Los animales responden rápidamente a las oportunidades que les brinda el paso del fuego y la posterior sucesión ecológica. Aparecen especies pioneras entre ellas las arañas, las mariposas, los escarabajos, las hormigas, las aves, los reptiles, los mamíferos… Incluso en un grupo tan poco dado a grandes viajes como los caracoles encontramos individuos poco después del fuego. Esto se debe a que la fauna no sólo coloniza las áreas quemadas desde el exterior.
Muchas especies sobreviven en refugios (en túneles y madrigueras, bajo piedras, dentro de la madera, en la vegetación poco quemada) desde los que recolonizan la zona. Con el paso del tiempo, unas especies reemplazan a otras a medida que la estructura del hábitat, el alimento y el resto de recursos del medio se modifican. Se suceden unos años de elevada y cambiante biodiversidad.

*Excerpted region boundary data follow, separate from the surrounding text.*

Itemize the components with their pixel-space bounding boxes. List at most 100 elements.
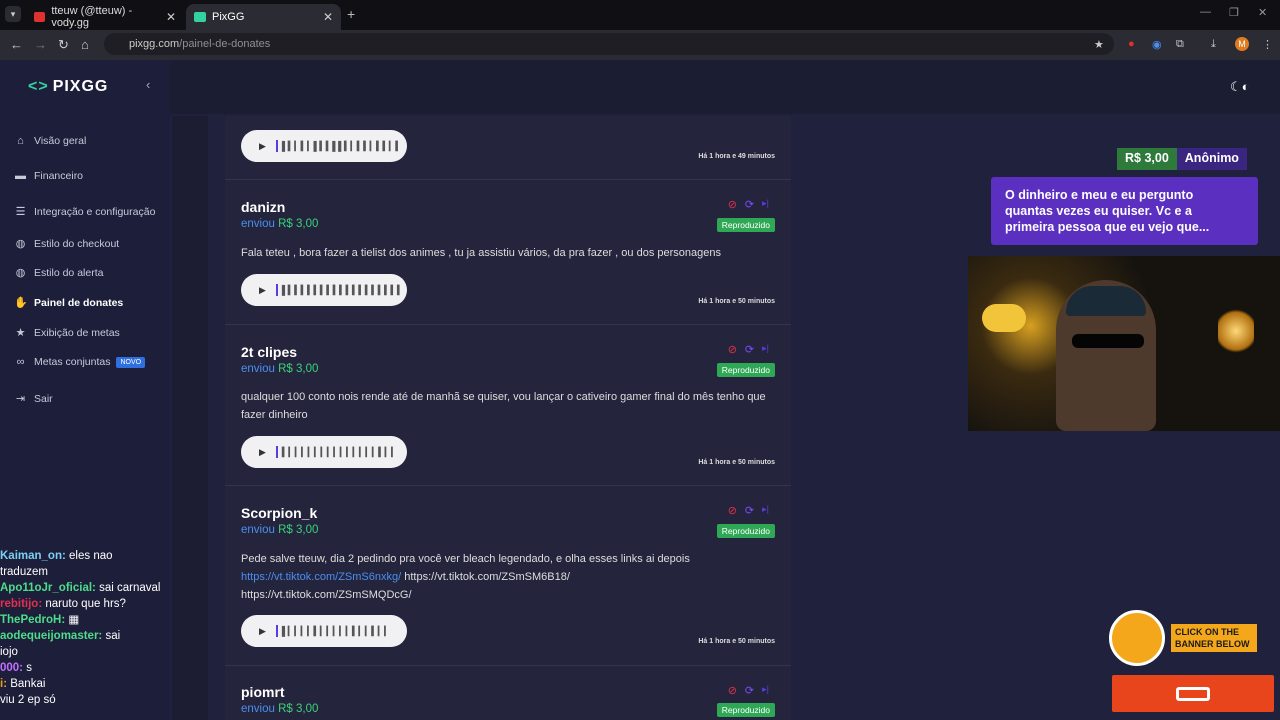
donation-sent: enviou R$ 3,00 [241,524,319,536]
sidebar-item-visao-geral[interactable]: ⌂ Visão geral [14,135,86,147]
browser-tab-vody[interactable]: tteuw (@tteuw) - vody.gg ✕ [26,4,184,30]
reload-icon[interactable]: ↻ [58,37,69,53]
pixgg-logo-icon: <> [28,78,49,95]
top-bar [170,60,1280,114]
sidebar-item-sair[interactable]: ⇥ Sair [14,392,53,406]
address-bar[interactable]: pixgg.com/painel-de-donates [104,33,1114,55]
content-gutter [172,116,208,720]
skip-icon[interactable]: ▸| [762,504,769,517]
palette-icon: ◍ [15,238,26,250]
collapse-sidebar-icon[interactable]: ‹ [146,77,150,92]
home-icon[interactable]: ⌂ [81,37,89,52]
chat-line: 000: s [0,662,32,674]
block-icon[interactable]: ⊘ [728,504,737,517]
profile-avatar[interactable]: M [1235,37,1249,51]
back-icon[interactable]: ← [10,37,23,52]
play-icon[interactable]: ▶ [259,626,266,637]
chat-line: rebitijo: naruto que hrs? [0,598,126,610]
tab-search-icon[interactable]: ▾ [5,6,21,22]
audio-player[interactable]: ▶ ▌▍▎▍▎▌▍▍▌▌▍▎▍▍▎▍▍▎▍ [241,130,407,162]
sidebar-item-integracao[interactable]: ☰ Integração e configuração [14,205,156,219]
promo-button[interactable] [1112,675,1274,712]
alert-amount: R$ 3,00 [1117,148,1177,170]
donation-time: Há 1 hora e 50 minutos [698,638,775,645]
donation-actions: ⊘ ⟳ ▸| [728,343,769,356]
sidebar-item-estilo-alerta[interactable]: ◍ Estilo do alerta [14,266,104,280]
audio-player[interactable]: ▶ ▍▎▎▎▎▎▎▎▎▎▎▎▎▎▎▍▎▎ [241,436,407,468]
skip-icon[interactable]: ▸| [762,684,769,697]
donation-card: 2t clipes enviou R$ 3,00 ⊘ ⟳ ▸| Reproduzid… [225,325,791,486]
browser-tab-strip: ▾ tteuw (@tteuw) - vody.gg ✕ PixGG ✕ + —… [0,0,1280,30]
donation-time: Há 1 hora e 50 minutos [698,459,775,466]
stream-chat: Kaiman_on: eles nao traduzem Apo11oJr_of… [0,548,170,708]
donation-message: qualquer 100 conto nois rende até de man… [241,391,766,421]
donation-sent: enviou R$ 3,00 [241,218,319,230]
sidebar-item-estilo-checkout[interactable]: ◍ Estilo do checkout [14,237,120,251]
audio-player[interactable]: ▶ ▌▎▎▎▎▍▎▎▎▎▎▍▎▎▍▎▎ [241,615,407,647]
palette-icon: ◍ [15,267,26,279]
minimize-icon[interactable]: — [1200,6,1211,18]
replay-icon[interactable]: ⟳ [745,343,754,356]
waveform: ▍▎▎▎▎▎▎▎▎▎▎▎▎▎▎▍▎▎ [281,446,398,457]
play-icon[interactable]: ▶ [259,285,266,296]
chat-line: aodequeijomaster: sai [0,630,121,642]
url-path: /painel-de-donates [179,38,271,50]
webcam-feed [968,256,1280,431]
new-tab-icon[interactable]: + [347,6,355,22]
extensions-puzzle-icon[interactable]: ⧉ [1176,38,1184,51]
restore-icon[interactable]: ❐ [1229,6,1239,19]
replay-icon[interactable]: ⟳ [745,504,754,517]
message-link[interactable]: https://vt.tiktok.com/ZSmSM6B18/ [404,571,570,583]
sunglasses [1072,334,1144,348]
sidebar-item-metas-conjuntas[interactable]: ∞ Metas conjuntas NOVO [14,356,146,368]
status-badge: Reproduzido [716,703,775,717]
pixgg-logo[interactable]: <> PIXGG [28,78,108,96]
skip-icon[interactable]: ▸| [762,343,769,356]
sidebar-item-painel-donates[interactable]: ✋ Painel de donates [14,296,123,310]
close-window-icon[interactable]: ✕ [1258,6,1267,19]
block-icon[interactable]: ⊘ [728,684,737,697]
alert-header: R$ 3,00 Anônimo [1117,148,1247,170]
donation-time: Há 1 hora e 49 minutos [698,153,775,160]
donor-name: Scorpion_k [241,505,318,521]
menu-kebab-icon[interactable]: ⋮ [1262,38,1273,51]
bookmark-star-icon[interactable]: ★ [1094,38,1104,51]
donation-card: ▶ ▌▍▎▍▎▌▍▍▌▌▍▎▍▍▎▍▍▎▍ Há 1 hora e 49 minu… [225,116,791,180]
block-icon[interactable]: ⊘ [728,198,737,211]
extension-icon[interactable]: ● [1128,38,1135,50]
close-tab-icon[interactable]: ✕ [166,10,176,24]
forward-icon[interactable]: → [34,37,47,52]
hand-coin-icon: ✋ [14,297,28,309]
replay-icon[interactable]: ⟳ [745,684,754,697]
block-icon[interactable]: ⊘ [728,343,737,356]
donor-name: danizn [241,199,286,215]
donation-time: Há 1 hora e 50 minutos [698,298,775,305]
message-link[interactable]: https://vt.tiktok.com/ZSmSMQDcG/ [241,589,412,601]
donation-card: danizn enviou R$ 3,00 ⊘ ⟳ ▸| Reproduzido F… [225,180,791,325]
extension-icon[interactable]: ◉ [1152,38,1162,51]
status-badge: Reproduzido [716,218,775,232]
banner-text: CLICK ON THE BANNER BELOW [1171,624,1257,652]
wallet-icon: ▬ [15,170,26,182]
promo-banner[interactable]: CLICK ON THE BANNER BELOW [1105,608,1265,668]
sidebar-item-exibicao-metas[interactable]: ★ Exibição de metas [14,326,120,340]
donor-name: 2t clipes [241,344,298,360]
controller-icon [1176,686,1210,701]
theme-toggle-icon[interactable]: ☾◐ [1230,79,1250,95]
download-icon[interactable]: ⤓ [1211,38,1216,51]
browser-tab-pixgg[interactable]: PixGG ✕ [186,4,341,30]
play-icon[interactable]: ▶ [259,141,266,152]
donor-name: piomrt [241,684,285,700]
sidebar-item-financeiro[interactable]: ▬ Financeiro [14,170,83,182]
play-icon[interactable]: ▶ [259,447,266,458]
message-link[interactable]: https://vt.tiktok.com/ZSmS6nxkg/ [241,571,401,583]
close-tab-icon[interactable]: ✕ [323,10,333,24]
lamp [982,304,1026,332]
home-icon: ⌂ [17,135,24,147]
donation-message: Fala teteu , bora fazer a tielist dos an… [241,247,721,259]
audio-player[interactable]: ▶ ▌▍▍▍▍▍▍▍▍▍▍▍▍▍▍▍▍▍▍ [241,274,407,306]
chat-line: traduzem [0,566,48,578]
donation-card: piomrt enviou R$ 3,00 ⊘ ⟳ ▸| Reproduzido [225,666,791,720]
skip-icon[interactable]: ▸| [762,198,769,211]
replay-icon[interactable]: ⟳ [745,198,754,211]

Aprendiendo a apreciar lo quemado.
Lo que hace especial al fuego en paisajes eminentemente boscosos es que proporciona una ventana de oportunidad durante la cual la biodiversidad de ambientes no forestales podrá medrar. Estas especies se beneficiaban, hace unos milenios, del control de la vegetación que ejercían los grandes herbívoros extinguidos en el Pleistoceno. Durante los últimos siglos se adaptaron a los paisajes transformados por los humanos cazadores-recolectores, luego pastores y agricultores. El abandono generalizado de los espacios menos productivos les perjudica. Y parece que solamente una gestión intencionada del paisaje o una cierta frecuencia de incendios les puede ayudar.

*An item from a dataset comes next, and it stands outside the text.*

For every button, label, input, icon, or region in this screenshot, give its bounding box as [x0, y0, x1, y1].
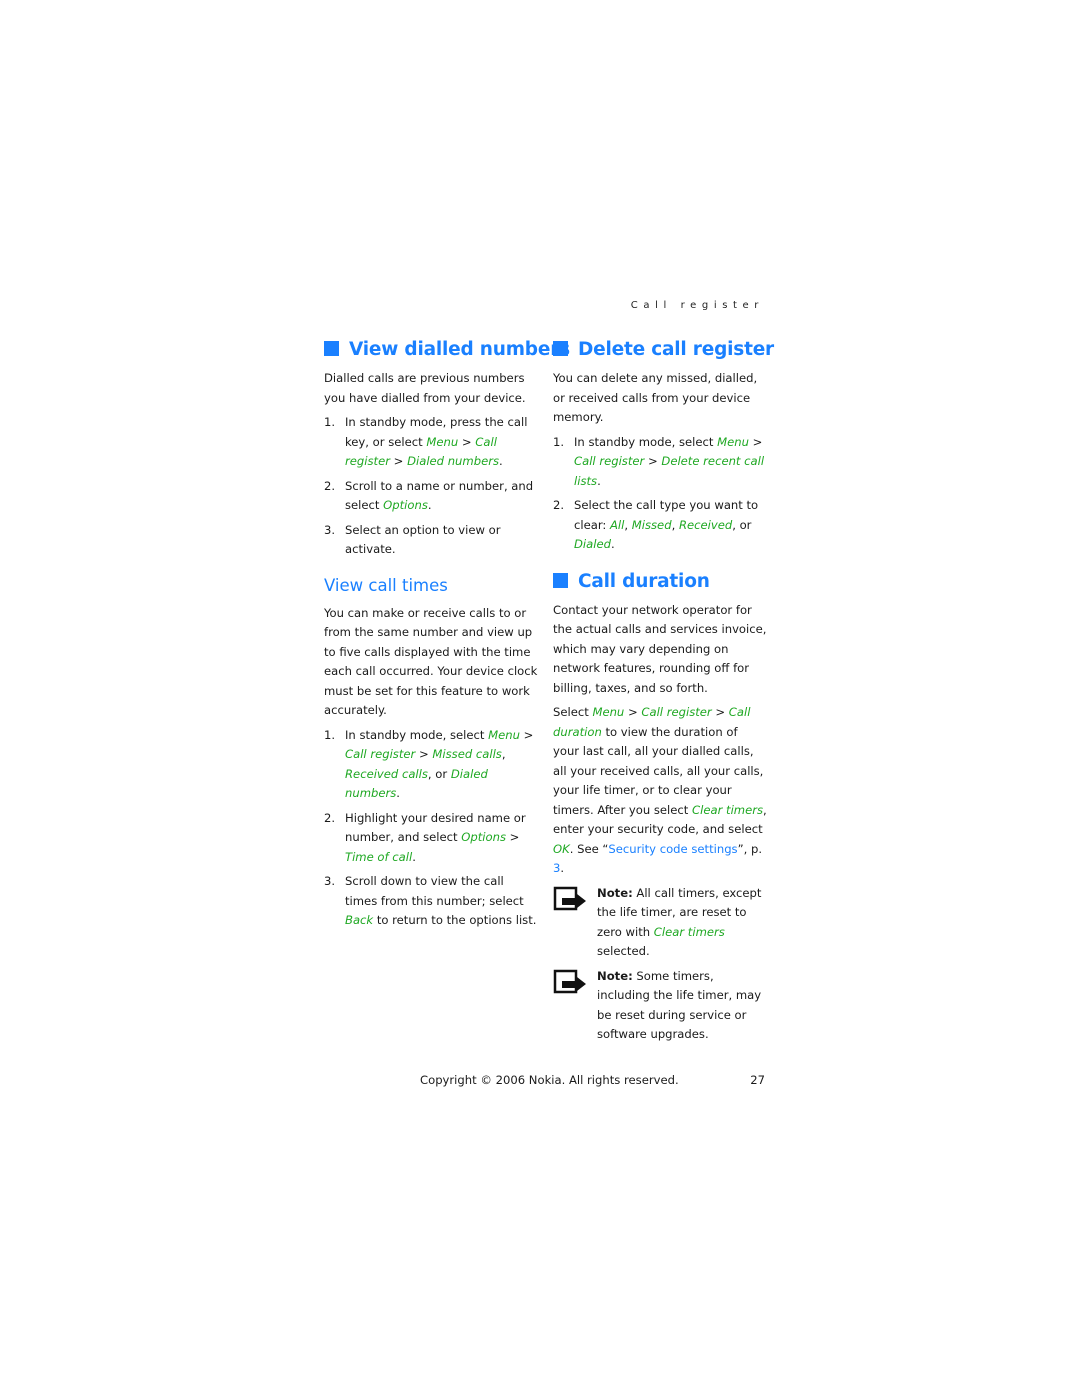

Muchas especies de plantas están adaptadas al fuego en todos los continentes. Y no hay nada más sorprendente que observar la floración de un monte la primavera posterior a un incendio.
Entre los animales, son asombrosos los escarabajos cazadores de incendios, que detectan un fuego a más de cien kilómetros de distancia. Los sensores térmicos que poseen bajo sus patas los guían hacia el calor, para poner sus huevos en el bosque todavía humeante.
Investigadores como Dick Hutto en Norteamérica o Roger Prodon en Europa se han atrevido a divulgar la frágil y rica biodiversidad de los ambientes incendiados. Y lo han hecho en contra de una opinión pública que considera el fuego como una catástrofe ecológica. Como exponente de la biodiversidad más pirófila, Hutto ha estudiado el pico ártico, un ave de plumaje negro que vive casi exclusivamente en los bosques recientemente quemados.
Los incendios tienen obviamente aspectos negativos, ambiental y socialmente. Reconocer las bondades de un ecosistema que ha ardido no nos hará más tolerantes con los pirómanos. En cambio, nos permitirá entenderlo y gestionarlo mejor, proteger su biodiversidad y los servicios ambientales que proporciona.